Materials used in the structural modeling were complete plastic of Isotropic Hardening types. The profile of those materials is presented in Table 1. The boundary condition was considered under elliptic bracing frame in the middle of the joint. In other words, the boundary condition at the point of support columns clamped once as a fulcrum and again as the detailed fulcrum. The beam-column connection was considered in all cases so that the elliptic bracing effect could be evaluated. The elements used in the model were C3D8R (An8-node linear brick). Here, the elements of columns, beams and elliptic bracing were 0.055 (m), 0.055 (m) and 0.04 (m) in size, respectively.

The cyclical cycle [18] in the in-page buckling condition has been used in analyzing frames with different modes such as ELBRF, SMRF, knee braced frame KBRF, coaxial X-CBF Braced and Inverted V-Braced CBF.

The cyclic loading at beam-column connections were applied in accordance with Fig. 5. The reason of the application of this loading pattern in the analysis of ATC-24 [18] frames was aimed at creating hysteresis loops in order to study energy absorption in the frame and control of deterioration and decay resistance in ELBRF and their comparison with rest of the proposed frames.

Table 1Material properties

Element	$E$ (MPa)	$F (y)$ (MPa)	$ν$
Beam	200,000	324.6	0.26
Column	200,000	350.8	0.26
Elliptic brace	200,000	310	0.26

Fig. 5Geometrical details of elliptic bracing frame

Fig. 6Load history [18]

3. Analysis procedure

In this research, the finite element analysis, ABAQUS [19], was used to model and evaluate different structural bracing with defining approximation design.

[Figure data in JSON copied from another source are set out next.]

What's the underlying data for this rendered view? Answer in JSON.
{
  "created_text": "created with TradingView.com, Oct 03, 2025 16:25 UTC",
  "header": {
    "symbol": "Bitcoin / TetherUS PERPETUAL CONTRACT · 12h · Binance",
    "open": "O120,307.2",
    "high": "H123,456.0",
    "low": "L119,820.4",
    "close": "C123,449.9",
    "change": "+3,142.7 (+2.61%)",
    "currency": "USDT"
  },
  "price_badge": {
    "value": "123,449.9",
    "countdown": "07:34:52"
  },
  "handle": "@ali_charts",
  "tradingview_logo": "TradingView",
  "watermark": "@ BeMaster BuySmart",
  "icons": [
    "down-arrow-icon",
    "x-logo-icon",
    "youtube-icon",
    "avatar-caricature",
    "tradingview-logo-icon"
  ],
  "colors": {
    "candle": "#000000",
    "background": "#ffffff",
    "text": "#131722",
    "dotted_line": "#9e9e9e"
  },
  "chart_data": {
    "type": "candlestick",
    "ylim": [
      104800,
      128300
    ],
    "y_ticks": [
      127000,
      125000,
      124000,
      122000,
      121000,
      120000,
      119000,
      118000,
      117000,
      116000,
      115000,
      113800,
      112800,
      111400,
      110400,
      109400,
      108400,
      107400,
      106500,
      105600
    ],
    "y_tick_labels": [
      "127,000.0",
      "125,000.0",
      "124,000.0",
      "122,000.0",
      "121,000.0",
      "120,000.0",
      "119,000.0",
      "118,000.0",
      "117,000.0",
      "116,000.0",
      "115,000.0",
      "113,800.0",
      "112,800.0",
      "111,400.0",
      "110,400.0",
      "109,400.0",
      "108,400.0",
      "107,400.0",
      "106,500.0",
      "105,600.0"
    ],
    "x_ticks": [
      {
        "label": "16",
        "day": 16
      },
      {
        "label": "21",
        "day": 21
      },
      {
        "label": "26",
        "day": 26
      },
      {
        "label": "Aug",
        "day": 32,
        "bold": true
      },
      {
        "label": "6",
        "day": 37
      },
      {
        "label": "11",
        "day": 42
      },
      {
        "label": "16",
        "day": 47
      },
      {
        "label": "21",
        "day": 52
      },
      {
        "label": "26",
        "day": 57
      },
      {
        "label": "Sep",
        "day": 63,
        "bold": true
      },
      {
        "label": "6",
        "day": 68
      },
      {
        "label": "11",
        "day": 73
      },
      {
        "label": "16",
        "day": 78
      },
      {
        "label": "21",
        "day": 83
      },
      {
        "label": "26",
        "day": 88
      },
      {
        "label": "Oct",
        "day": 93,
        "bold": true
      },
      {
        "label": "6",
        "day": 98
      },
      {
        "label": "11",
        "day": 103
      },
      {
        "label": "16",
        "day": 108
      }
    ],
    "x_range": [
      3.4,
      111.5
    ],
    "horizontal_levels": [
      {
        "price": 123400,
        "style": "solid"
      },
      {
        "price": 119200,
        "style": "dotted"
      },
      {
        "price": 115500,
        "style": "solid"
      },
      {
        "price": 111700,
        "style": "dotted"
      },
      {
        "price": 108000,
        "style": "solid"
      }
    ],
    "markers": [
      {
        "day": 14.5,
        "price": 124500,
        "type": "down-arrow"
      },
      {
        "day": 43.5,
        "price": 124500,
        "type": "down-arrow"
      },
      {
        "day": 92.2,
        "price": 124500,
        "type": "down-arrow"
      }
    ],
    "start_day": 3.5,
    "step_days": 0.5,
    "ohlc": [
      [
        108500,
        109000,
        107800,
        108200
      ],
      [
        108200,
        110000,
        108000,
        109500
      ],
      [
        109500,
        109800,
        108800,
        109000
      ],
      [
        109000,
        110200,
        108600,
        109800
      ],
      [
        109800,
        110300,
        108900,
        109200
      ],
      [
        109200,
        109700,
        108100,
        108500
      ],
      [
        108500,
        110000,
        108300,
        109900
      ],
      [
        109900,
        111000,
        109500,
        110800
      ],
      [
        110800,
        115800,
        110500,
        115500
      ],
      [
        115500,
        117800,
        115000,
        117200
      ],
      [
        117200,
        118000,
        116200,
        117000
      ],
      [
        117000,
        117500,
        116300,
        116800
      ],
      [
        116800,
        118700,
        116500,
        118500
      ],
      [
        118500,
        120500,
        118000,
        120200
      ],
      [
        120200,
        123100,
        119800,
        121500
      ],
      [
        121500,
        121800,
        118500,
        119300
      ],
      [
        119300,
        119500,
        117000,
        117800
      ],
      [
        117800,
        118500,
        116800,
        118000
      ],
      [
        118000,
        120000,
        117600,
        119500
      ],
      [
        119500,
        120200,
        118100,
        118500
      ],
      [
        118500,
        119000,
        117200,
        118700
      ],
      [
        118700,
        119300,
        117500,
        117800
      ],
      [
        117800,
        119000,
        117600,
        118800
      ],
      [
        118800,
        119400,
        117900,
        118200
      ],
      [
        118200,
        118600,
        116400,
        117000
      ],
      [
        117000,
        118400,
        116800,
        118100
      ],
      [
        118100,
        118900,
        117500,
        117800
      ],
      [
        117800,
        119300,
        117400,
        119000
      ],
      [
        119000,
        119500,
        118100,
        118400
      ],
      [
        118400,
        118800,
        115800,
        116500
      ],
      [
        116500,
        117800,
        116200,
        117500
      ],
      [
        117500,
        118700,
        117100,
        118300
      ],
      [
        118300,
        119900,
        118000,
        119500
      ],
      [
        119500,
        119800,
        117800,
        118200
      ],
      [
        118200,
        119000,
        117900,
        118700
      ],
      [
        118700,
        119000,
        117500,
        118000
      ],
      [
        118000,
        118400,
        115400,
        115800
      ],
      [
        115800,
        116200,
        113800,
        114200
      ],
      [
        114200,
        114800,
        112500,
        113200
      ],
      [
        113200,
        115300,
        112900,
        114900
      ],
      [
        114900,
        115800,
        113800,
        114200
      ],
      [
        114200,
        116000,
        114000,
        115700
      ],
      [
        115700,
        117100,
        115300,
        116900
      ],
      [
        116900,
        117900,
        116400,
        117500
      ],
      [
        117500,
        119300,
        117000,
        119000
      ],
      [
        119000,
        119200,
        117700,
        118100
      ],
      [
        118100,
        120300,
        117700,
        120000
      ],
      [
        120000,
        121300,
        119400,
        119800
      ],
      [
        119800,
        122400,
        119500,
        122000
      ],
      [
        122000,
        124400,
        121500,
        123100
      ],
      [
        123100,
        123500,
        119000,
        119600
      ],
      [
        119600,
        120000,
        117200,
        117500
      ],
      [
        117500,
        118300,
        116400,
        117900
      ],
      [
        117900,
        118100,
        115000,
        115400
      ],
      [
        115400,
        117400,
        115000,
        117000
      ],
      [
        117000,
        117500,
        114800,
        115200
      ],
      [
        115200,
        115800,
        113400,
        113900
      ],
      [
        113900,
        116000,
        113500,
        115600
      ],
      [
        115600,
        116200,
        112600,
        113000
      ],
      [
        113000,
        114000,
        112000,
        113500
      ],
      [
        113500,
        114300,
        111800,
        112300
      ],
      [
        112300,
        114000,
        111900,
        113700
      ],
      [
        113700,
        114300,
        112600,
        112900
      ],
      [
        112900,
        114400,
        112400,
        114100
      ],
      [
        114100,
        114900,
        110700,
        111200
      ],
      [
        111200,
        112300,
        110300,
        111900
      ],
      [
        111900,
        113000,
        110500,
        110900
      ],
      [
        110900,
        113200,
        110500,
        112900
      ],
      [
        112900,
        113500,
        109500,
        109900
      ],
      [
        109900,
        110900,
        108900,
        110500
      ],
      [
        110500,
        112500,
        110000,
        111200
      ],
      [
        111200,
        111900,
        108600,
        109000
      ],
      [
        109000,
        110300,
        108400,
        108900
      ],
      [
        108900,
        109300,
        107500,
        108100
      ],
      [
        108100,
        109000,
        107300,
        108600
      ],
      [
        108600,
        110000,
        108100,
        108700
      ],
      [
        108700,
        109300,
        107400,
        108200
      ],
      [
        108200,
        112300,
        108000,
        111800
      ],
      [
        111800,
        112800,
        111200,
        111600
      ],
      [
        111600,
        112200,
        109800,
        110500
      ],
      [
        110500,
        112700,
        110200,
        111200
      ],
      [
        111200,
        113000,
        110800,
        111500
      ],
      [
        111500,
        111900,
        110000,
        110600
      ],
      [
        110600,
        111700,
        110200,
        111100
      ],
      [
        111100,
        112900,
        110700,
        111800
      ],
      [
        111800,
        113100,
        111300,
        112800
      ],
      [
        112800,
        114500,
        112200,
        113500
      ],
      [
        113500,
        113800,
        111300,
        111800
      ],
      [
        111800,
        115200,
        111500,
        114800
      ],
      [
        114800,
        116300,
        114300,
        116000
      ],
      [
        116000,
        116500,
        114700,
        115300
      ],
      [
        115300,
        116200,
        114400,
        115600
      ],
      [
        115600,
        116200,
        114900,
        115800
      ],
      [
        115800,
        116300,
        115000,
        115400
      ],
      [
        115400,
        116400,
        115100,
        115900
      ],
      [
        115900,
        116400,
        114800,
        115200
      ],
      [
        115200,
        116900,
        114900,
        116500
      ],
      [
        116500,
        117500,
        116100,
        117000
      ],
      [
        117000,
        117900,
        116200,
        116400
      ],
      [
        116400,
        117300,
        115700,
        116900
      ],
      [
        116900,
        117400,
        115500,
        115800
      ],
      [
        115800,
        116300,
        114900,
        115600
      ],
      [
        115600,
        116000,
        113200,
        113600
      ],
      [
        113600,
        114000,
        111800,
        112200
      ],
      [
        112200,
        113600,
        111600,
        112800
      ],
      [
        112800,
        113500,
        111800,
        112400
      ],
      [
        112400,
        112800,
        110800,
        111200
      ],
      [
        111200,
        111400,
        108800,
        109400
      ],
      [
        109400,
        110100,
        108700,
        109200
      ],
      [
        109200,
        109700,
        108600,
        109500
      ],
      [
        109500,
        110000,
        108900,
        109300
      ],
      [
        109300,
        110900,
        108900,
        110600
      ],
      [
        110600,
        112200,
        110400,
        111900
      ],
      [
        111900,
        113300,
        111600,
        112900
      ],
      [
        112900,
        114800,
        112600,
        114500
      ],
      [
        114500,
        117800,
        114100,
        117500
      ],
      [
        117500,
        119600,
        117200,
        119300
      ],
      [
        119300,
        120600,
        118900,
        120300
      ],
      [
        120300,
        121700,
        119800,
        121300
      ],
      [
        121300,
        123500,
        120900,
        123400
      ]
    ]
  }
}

As explained before, braced elements are welded rigidly with beams and columns with high strength which were simultaneously modeled. Past studies have indicated that the primary defect in bracing members is essential to adequately assess the structural performance [20-22]. This amount is usually considered in the 1/1500 long bracing frame.

3.1. Hysteresis analysis (Energy dissipation)

Load curve – frame deformation under reciprocating load is called hysteresis curve. This curve shows the inelastic behavior of a system and is significantly affected by the materials used and the type of structural system hence; can be important information on the dynamic characteristics of the structure, energy, and behavior of structure when force is applied to it.

Structural systems often indicate their nonlinear behavior against natural stimulation such as earthquakes. In this case, return forces of structures show a considerable hysteretic behavior. The natural essence of these nonlinear forces cannot be visualized with displacement and speed. Accordingly, various models from solving differential equations achieved by considering hysteretic forces due to their dependence on time. Bouc-Wen [23] model was achieved through the Structural System Consultants. Due to its diversity, this model has been identified as an effective one and frequently used in the civil engineering as multi-degree of freedom (MDOF) and building and frames as well as two and three-dimensional systems. Bouc-Wen [23] system is also used to depreciate forces in steel structures.

3.1.1. The calculation of the energy dissipated in the frame

By observing the hysteresis curve of a structure or related parts, a lot of information can be obtained. In fact, the area below the hysteresis curve is the amount of energy dissipated in the structure under loads. The higher the level, the higher ductility and the structure would import more potential in dissipating the energy. The lack of design increases ductility is a point that can be of utmost importance for quake-prone regions.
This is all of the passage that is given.